Alcatel-Lucent (AL) posted a narrower loss in the third quarter as it saw 7 percent growth in its year-on-year revenue.
The French telecoms equipment maker's performance over the three months to September showed revenue jumping to €3,668 million.
The Paris-based firm also announced a gross margin boost of five percent, primarily fuelled by a better offering from its IP routing, terrestrial optics and ultra-broadband access units.
AL's robust three-month commercial showing saw new contracts reported in every main region: Europe, the United States and Asia, notably in Fixed and Mobile Access.
It hit €84 million of fixed costs savings in the quarter, bringing year-to-date overall fixed costs savings to €259 million, with notably an ongoing fall in selling, general and administrative expenses.
Both savings helped towards a positive adjusted quarterly operating income of €116 million.
Adjusted operating income grew by over €360 million during the opening nine months of 2013, as compared to the same timespan in 2012.
Free cash flow hit €218 million, a rise of €148 million compared to last year's third quarter.

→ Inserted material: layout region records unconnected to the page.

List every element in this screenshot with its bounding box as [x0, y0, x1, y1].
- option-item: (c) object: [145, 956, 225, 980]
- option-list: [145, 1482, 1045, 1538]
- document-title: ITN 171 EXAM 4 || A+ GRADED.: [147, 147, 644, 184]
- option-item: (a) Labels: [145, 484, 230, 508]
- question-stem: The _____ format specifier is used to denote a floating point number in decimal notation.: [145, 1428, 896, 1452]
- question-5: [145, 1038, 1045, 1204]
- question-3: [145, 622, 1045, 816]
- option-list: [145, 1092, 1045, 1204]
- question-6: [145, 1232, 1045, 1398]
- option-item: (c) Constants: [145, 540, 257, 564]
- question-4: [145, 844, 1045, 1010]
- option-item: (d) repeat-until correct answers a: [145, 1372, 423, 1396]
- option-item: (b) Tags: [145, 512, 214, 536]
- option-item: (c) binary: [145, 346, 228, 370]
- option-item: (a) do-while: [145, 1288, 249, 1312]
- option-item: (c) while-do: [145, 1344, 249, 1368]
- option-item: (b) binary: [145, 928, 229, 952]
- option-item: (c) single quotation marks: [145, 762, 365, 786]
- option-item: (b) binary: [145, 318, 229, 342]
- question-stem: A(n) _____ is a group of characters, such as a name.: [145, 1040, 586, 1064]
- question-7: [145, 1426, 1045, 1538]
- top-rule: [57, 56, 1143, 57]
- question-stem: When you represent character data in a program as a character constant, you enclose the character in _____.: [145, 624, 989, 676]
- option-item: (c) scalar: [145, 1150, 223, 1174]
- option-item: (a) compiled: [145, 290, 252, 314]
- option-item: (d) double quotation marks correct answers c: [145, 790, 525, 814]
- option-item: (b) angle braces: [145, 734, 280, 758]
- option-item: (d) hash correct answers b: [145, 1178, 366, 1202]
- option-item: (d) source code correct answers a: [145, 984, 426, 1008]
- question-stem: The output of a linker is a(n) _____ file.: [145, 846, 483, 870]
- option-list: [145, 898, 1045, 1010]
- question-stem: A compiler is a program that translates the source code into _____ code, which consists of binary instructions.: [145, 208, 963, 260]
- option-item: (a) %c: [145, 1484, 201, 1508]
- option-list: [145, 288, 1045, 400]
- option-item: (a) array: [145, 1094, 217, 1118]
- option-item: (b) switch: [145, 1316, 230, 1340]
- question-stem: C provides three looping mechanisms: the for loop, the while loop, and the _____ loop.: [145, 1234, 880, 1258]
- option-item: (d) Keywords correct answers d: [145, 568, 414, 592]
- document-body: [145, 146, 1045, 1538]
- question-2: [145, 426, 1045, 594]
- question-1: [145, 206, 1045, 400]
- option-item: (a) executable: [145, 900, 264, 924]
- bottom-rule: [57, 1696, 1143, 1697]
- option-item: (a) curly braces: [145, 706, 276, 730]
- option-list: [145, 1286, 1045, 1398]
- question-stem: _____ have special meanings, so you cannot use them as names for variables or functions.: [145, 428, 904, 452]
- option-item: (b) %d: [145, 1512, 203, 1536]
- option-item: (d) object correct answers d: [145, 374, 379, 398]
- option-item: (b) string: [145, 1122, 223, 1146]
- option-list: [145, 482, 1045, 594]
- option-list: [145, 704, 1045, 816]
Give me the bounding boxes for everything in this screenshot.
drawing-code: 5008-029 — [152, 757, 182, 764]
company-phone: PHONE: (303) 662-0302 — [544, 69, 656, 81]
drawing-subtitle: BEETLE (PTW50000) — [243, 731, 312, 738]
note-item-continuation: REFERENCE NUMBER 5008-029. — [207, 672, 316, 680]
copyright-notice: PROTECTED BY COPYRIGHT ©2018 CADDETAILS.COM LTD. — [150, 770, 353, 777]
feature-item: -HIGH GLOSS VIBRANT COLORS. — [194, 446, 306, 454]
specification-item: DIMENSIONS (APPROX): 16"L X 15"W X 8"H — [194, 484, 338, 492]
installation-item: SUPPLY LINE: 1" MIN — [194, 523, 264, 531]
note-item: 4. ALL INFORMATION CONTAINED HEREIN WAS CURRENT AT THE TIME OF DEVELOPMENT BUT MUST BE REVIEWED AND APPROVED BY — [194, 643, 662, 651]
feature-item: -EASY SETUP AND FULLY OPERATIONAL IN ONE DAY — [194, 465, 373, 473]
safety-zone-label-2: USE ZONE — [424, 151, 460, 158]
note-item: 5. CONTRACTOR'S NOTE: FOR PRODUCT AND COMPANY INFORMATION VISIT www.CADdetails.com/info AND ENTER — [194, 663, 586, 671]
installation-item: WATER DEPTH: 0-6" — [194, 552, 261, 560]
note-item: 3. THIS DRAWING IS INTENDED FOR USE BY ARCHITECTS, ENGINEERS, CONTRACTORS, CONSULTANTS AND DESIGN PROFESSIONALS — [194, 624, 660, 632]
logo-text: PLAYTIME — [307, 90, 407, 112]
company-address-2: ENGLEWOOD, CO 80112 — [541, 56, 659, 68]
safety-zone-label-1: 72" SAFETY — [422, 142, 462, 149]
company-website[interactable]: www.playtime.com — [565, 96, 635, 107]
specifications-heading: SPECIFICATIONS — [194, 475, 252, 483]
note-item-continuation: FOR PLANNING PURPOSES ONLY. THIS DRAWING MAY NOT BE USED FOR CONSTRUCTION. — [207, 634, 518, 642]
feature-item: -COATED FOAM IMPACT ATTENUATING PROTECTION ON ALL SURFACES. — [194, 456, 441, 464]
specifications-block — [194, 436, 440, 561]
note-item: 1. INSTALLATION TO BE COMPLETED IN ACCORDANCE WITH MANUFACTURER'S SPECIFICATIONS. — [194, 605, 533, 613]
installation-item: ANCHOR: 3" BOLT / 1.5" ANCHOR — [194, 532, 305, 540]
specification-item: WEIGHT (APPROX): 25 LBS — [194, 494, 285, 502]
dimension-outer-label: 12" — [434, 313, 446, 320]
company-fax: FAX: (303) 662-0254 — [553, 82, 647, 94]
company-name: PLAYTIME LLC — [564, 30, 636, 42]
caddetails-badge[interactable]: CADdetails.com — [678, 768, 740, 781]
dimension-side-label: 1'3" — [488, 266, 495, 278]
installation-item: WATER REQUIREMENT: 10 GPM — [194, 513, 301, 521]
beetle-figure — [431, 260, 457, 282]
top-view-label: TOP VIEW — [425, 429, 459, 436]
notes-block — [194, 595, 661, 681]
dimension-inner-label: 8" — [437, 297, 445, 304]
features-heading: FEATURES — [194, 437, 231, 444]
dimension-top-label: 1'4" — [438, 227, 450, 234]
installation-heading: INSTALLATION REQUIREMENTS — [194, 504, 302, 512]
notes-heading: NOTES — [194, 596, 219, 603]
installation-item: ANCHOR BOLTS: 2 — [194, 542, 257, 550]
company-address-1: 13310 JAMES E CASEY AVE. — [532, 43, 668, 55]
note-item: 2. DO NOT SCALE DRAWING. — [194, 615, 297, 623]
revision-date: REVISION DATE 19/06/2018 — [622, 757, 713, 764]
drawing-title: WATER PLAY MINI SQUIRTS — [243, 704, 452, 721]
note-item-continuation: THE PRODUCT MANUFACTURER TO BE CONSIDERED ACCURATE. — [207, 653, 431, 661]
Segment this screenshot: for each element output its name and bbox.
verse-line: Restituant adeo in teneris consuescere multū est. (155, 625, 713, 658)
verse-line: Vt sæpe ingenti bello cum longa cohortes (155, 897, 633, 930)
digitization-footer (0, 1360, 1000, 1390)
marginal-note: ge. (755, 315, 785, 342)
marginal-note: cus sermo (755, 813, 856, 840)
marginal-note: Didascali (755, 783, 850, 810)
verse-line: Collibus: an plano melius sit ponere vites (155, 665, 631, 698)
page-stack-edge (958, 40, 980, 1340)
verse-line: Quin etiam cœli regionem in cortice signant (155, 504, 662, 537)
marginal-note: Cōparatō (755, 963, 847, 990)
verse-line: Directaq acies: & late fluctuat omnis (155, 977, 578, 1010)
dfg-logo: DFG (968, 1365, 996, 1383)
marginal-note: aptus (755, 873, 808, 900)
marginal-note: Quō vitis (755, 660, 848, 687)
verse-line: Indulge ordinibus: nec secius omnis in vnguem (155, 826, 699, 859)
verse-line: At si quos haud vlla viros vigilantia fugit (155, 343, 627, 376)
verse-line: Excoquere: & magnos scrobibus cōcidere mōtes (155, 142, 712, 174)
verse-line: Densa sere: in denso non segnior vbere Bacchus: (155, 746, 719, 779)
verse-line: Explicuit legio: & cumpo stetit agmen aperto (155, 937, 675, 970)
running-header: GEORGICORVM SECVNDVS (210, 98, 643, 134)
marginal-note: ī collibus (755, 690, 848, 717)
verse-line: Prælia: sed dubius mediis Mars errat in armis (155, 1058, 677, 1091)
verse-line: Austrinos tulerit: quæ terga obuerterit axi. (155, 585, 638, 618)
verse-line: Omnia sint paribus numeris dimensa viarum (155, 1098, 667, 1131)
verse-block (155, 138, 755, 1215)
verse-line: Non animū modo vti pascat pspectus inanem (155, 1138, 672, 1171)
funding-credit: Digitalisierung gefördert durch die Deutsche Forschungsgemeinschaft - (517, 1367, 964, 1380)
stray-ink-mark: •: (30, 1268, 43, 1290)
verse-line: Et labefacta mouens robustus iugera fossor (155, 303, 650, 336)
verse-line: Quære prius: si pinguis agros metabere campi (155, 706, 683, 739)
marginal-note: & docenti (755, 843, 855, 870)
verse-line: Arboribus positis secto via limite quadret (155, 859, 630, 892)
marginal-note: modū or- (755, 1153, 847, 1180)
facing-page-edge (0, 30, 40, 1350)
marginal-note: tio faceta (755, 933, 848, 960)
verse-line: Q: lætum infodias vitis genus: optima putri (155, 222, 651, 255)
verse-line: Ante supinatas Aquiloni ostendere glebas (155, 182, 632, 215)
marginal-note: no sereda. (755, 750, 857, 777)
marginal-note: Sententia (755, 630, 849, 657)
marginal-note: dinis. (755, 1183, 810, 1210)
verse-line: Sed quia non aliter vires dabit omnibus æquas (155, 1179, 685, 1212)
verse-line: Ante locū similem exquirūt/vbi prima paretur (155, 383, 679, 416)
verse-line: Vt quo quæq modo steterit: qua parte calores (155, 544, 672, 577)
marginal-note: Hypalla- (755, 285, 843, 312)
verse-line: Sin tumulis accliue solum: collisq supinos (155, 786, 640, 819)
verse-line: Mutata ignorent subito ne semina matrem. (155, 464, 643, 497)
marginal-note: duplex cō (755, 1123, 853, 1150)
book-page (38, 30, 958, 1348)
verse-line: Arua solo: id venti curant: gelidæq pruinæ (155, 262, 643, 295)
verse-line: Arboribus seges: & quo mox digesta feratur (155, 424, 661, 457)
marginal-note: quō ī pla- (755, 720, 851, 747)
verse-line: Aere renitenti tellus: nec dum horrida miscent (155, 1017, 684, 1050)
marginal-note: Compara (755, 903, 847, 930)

Higher adjusted operating income was partly balanced by a negative change in working capital, reflecting largely a rise in inventories before a big network roll-out.
AL said it anticipates business in the final quarter of the year to be fuelled by robust seasonal activity.
It also expects to better the high end of the €250-300 million in fixed costs savings for the full year planned under the Shift Plan, the firm's restructuring programme.
Michel Combes, CEO of Alcatel-Lucent, speaking about the third quarter results, said: “We are seeing the first positive signs of our new operating model in our day-to-day business and are encouraged by the substantial progress in the Shift Plan key metrics.”
He said the company remains “fully focused on execution to leverage the momentum we are building”.